Moutawali Abu Nasser a ainsi voulu mettre ses compétences intellectuelles au profit du camp de réfugiés palestiniens de Damas afin de préserver le caractère neutre mais favorable aux vents de changements qui ont commencé à souffler sur la Syrie. Pourtant, à seulement 8 kilomètres du centre de Damas, al-Yarmouk s’enfonce de plus en plus dans le conflit.

Dans le passé, Abu Nasser n’était hanté que par une seule motivation : le retour à sa première maison, sa patrie la Palestine. En sa qualité d’instituteur et de scénariste, il se servait de la classe et du théâtre pour enseigner aux nouvelles générations l’histoire de la Palestine et de l’occupation, tout en défendant le droit au retour.

Mais pour l’instant, son second foyer al-Yarmouk a encaissé plusieurs coups depuis l’éclatement de la vague de changement et du conflit qui ravagent la Syrie depuis 2011. Abu Nasser s’est impliqué dans des organisations locales de soutien au peuple syrien à travers les médias, le travail humanitaire et la responsabilisation communautaire.

Depuis 1948, année de l’occupation de la Palestine par Israël, plusieurs intellectuels, hommes d’affaires, paysans et artisans avaient été contraints de quitter leur pays et de fuir pour la Syrie où ils avaient eux-mêmes construit al-Yarmouk. Ce camp a vu le jour en 1957, et il est devenu aujourd’hui un grand quartier urbain où habitaient jusqu’à 400 000 habitants, et le plus important centre pour les Palestiniens réfugiés en Syrie.

Ainsi, les Palestiniens ont mis en place un camp qu’ils ont transformé en un centre actif pour le commerce, les arts, les affaires et la politique.

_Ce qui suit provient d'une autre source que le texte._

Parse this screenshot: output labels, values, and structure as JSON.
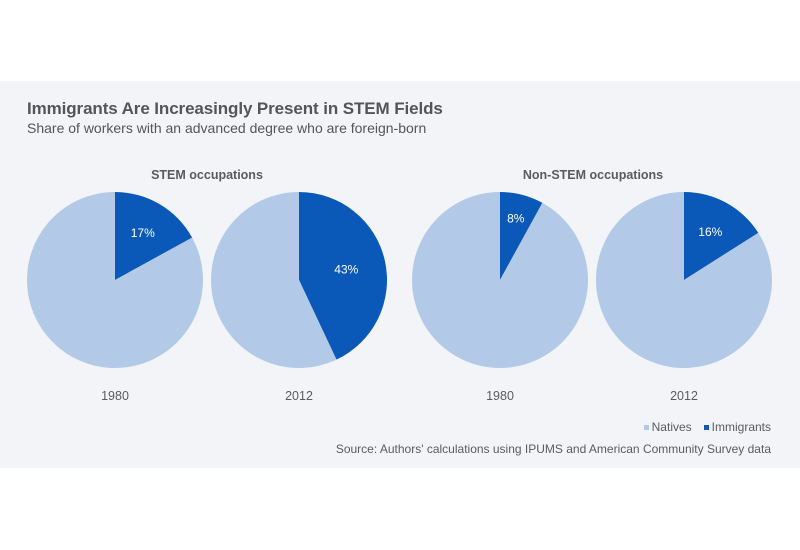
{
  "chart_data": {
    "type": "pie",
    "title": "Immigrants Are Increasingly Present in STEM Fields",
    "subtitle": "Share of workers with an advanced degree who are foreign-born",
    "legend": {
      "position": "bottom-right",
      "entries": [
        {
          "name": "Natives",
          "color": "#b3c9e8"
        },
        {
          "name": "Immigrants",
          "color": "#0a58b8"
        }
      ]
    },
    "groups": [
      {
        "label": "STEM occupations",
        "pies": [
          {
            "year": "1980",
            "slices": [
              {
                "name": "Immigrants",
                "value": 17,
                "label": "17%"
              },
              {
                "name": "Natives",
                "value": 83
              }
            ]
          },
          {
            "year": "2012",
            "slices": [
              {
                "name": "Immigrants",
                "value": 43,
                "label": "43%"
              },
              {
                "name": "Natives",
                "value": 57
              }
            ]
          }
        ]
      },
      {
        "label": "Non-STEM occupations",
        "pies": [
          {
            "year": "1980",
            "slices": [
              {
                "name": "Immigrants",
                "value": 8,
                "label": "8%"
              },
              {
                "name": "Natives",
                "value": 92
              }
            ]
          },
          {
            "year": "2012",
            "slices": [
              {
                "name": "Immigrants",
                "value": 16,
                "label": "16%"
              },
              {
                "name": "Natives",
                "value": 84
              }
            ]
          }
        ]
      }
    ],
    "source": "Source: Authors' calculations using IPUMS and American Community Survey data"
  }
}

Le camp était considéré comme un havre de sécurité pour les réfugiés politiques et pour l’organisation de mouvements politiques clandestins qui entretenaient des relations tendues avec le régime Syrien.

Il existe aussi une autre particularité du camp d’al-Yarmouk. Il s’agit de l’influence de la scène culturelle palestinienne qui le caractérisait et qui drainait de nombreux Syriens vers le camp. Al-Yarmouk n’est pas resté sous sa forme initiale de camp ou de bidonville ; il a prospéré pour devenir une petite ville qui vibre dans le contexte Palestinien.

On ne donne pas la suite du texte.